Regex match returns 1 when the variable doesn't even exist.


  • Please log in to reply
9 replies to this topic

#1 Honest Abe

Honest Abe
  • Members
  • 307 posts

Posted 28 March 2012 - 03:34 AM

I just noticed that if you pass a nonexistent variable to RegExMatch's second parameter it returns 1 ! What do I not understand?

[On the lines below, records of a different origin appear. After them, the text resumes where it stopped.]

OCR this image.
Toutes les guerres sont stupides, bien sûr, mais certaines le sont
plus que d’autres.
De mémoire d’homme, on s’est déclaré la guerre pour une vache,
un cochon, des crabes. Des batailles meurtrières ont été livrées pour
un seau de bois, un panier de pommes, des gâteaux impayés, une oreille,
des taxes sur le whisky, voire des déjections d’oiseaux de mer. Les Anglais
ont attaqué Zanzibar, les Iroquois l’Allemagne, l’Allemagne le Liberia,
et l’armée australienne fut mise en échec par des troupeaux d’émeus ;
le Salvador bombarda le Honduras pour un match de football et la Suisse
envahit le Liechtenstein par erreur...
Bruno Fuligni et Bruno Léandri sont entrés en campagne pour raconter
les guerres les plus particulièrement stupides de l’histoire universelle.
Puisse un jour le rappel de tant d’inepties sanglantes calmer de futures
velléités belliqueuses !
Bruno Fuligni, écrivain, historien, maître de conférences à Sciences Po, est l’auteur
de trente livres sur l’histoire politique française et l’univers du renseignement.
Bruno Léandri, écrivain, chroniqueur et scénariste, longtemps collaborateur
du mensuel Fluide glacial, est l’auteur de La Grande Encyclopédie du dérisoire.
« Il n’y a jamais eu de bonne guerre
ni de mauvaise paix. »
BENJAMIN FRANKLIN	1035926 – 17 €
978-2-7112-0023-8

string := "this is a test"

f1::
result := string ~= z
traytip,, % result
Return

aka

f1::
result := RegExMatch(string, z)
traytip,, % result
Return


#2 sinkfaze

sinkfaze
  • Moderators
  • 6089 posts

Posted 28 March 2012 - 04:07 AM

Where's the first place you're going to find nothing in a string? Position 1.

#3 Honest Abe

Honest Abe
  • Members
  • 307 posts

Posted 28 March 2012 - 04:12 AM

Hmmm. It also seems to find "t" at position 1.
Help me understand that.

#4 sinkfaze

sinkfaze
  • Moderators
  • 6089 posts

Posted 28 March 2012 - 05:32 AM

AHK distinguishes between when it's looking for "nothing" and looking for "something", so you can find both "nothing" and "something" in the same place depending on how you look for it.

#5 Honest Abe

Honest Abe
  • Members
  • 307 posts

Posted 28 March 2012 - 06:28 AM

To be clear, does this behavior exist simply for checking if a string is empty?
e.g.
f4::traytip,, % (var = "") ? ("empty") : ("not empty")

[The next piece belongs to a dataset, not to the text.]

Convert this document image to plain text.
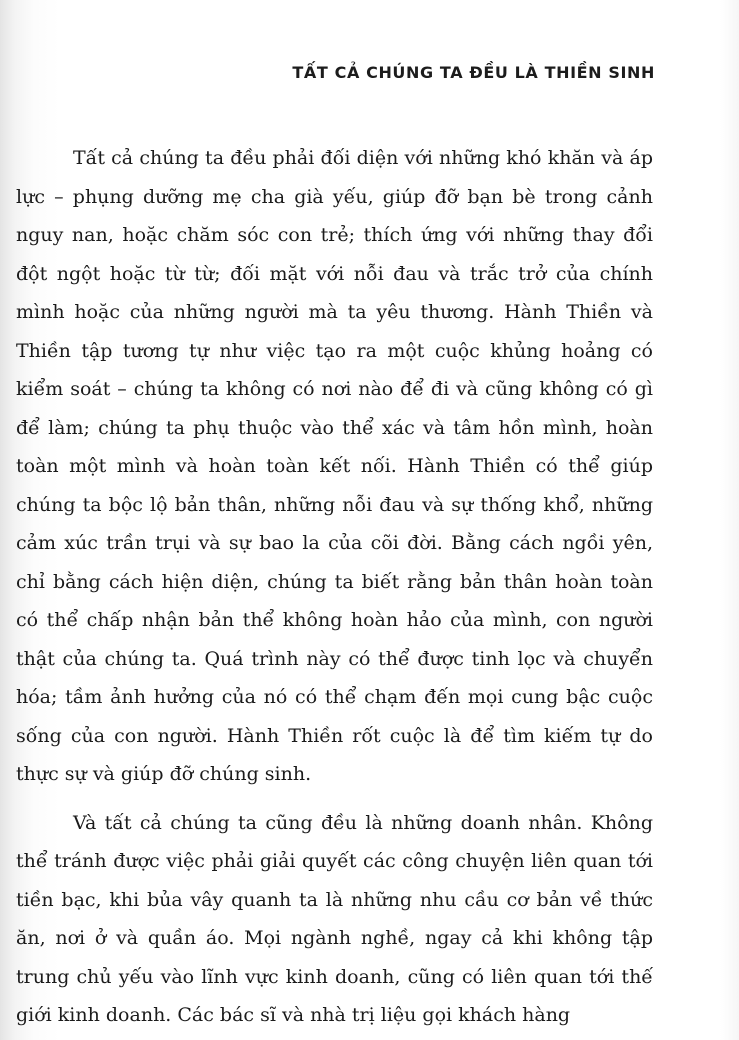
TẤT CẢ CHÚNG TA ĐỀU LÀ THIỀN SINH

Tất cả chúng ta đều phải đối diện với những khó khăn và áp lực – phụng dưỡng mẹ cha già yếu, giúp đỡ bạn bè trong cảnh nguy nan, hoặc chăm sóc con trẻ; thích ứng với những thay đổi đột ngột hoặc từ từ; đối mặt với nỗi đau và trắc trở của chính mình hoặc của những người mà ta yêu thương. Hành Thiền và Thiền tập tương tự như việc tạo ra một cuộc khủng hoảng có kiểm soát – chúng ta không có nơi nào để đi và cũng không có gì để làm; chúng ta phụ thuộc vào thể xác và tâm hồn mình, hoàn toàn một mình và hoàn toàn kết nối. Hành Thiền có thể giúp chúng ta bộc lộ bản thân, những nỗi đau và sự thống khổ, những cảm xúc trần trụi và sự bao la của cõi đời. Bằng cách ngồi yên, chỉ bằng cách hiện diện, chúng ta biết rằng bản thân hoàn toàn có thể chấp nhận bản thể không hoàn hảo của mình, con người thật của chúng ta. Quá trình này có thể được tinh lọc và chuyển hóa; tầm ảnh hưởng của nó có thể chạm đến mọi cung bậc cuộc sống của con người. Hành Thiền rốt cuộc là để tìm kiếm tự do thực sự và giúp đỡ chúng sinh.

Và tất cả chúng ta cũng đều là những doanh nhân. Không thể tránh được việc phải giải quyết các công chuyện liên quan tới tiền bạc, khi bủa vây quanh ta là những nhu cầu cơ bản về thức ăn, nơi ở và quần áo. Mọi ngành nghề, ngay cả khi không tập trung chủ yếu vào lĩnh vực kinh doanh, cũng có liên quan tới thế giới kinh doanh. Các bác sĩ và nhà trị liệu gọi khách hàng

Or is there any other reason you know of?
Thanks for the help.

#6 Lexikos

Lexikos
  • Administrators
  • 8853 posts

Posted 28 March 2012 - 12:13 PM

It has little to do with AutoHotkey and nothing to do with the = comparison operator. An empty string, when compiled as a regex pattern, will match exactly zero characters at whatever position you attempt to match it. Think of it this way: For any position n in any string, the next 0 characters are always the same.
MsgBox % "pos " RegExMatch("abc", "", m, 1) " len " StrLen(m)
MsgBox % "pos " RegExMatch("abc", "", m, 2) " len " StrLen(m)
There are other ways that an empty string can match, such as the * and ? quantifiers. For example, "a*" will match zero or more of the character 'a'. There are also ways that a pattern can match zero characters at one position, but not another. For example, "(?=a)" matches zero characters, but only at a position where "a" matches.
MsgBox % "pos " RegExMatch("abc", "a*", m) " len " StrLen(m)
MsgBox % "pos " RegExMatch("abc", "d*", m) " len " StrLen(m)
MsgBox % "pos " RegExMatch("abc", "(?=a)", m) " len " StrLen(m)
MsgBox % "pos " RegExMatch("abc", "(?=b)", m) " len " StrLen(m)
The regex syntax and matching behaviour is defined by PCRE, with very little customization for AutoHotkey.

... if you pass a nonexistent variable ...

Of course, you can't pass something that doesn't exist. The variable does exist, and it contains an empty string.

#7 rtcvb32

rtcvb32
  • Members
  • 542 posts

Posted 28 March 2012 - 12:32 PM

I remember it commenting on this very thing in 'Mastering Regular Expressions' where an expression to express a number in it's regular, floating, scientific formats were accepted. Let's see if I can put it here. I've dropped unneeded parts from the text.

I once saw in a book by a respected author, in which he describes a regular expression to match a number, either integer or floating point.

His regex is '-?[0-9]*\.?[0-9]*'.

However, do you think it matches in a string like 'this has no number'? Look closely. Everything is optional. Nothing is required. This regex can match all non-number examples, matching the nothingness at the beginning of the string each time.



#8 Honest Abe

Honest Abe
  • Members
  • 307 posts

Posted 28 March 2012 - 12:53 PM

I appreciate the help!

#9 just me

just me
  • Members
  • 1175 posts

Posted 28 March 2012 - 01:02 PM

It's not a RegEx issue, InStr() is yielding the same result: 1.
Haystack := "ABC"
Needle := ""
MsgBox, % InStr(Haystack, Needle)
The search starts at position 1 of Haystack. StrLen(Needle) characters (i.e. 0 characters for an empty needle) of Haystack are compared with the (0) characters in the empty Needle, so the result is "equal" and position 1 will be returned.

#10 Honest Abe

Honest Abe
  • Members
  • 307 posts

Posted 28 March 2012 - 10:56 PM

It's not a RegEx issue, InStr() is yielding the same result: 1.


It would be more accurate to say that the issue is not confined to RegEx.

I can confirm the RegEx behavior using Python:

import re

var = ""
test = "this is a test"

result = re.match(var, test)
result.start()

Output:
0

Python starts counting from 0 and only produces a number when there is a match.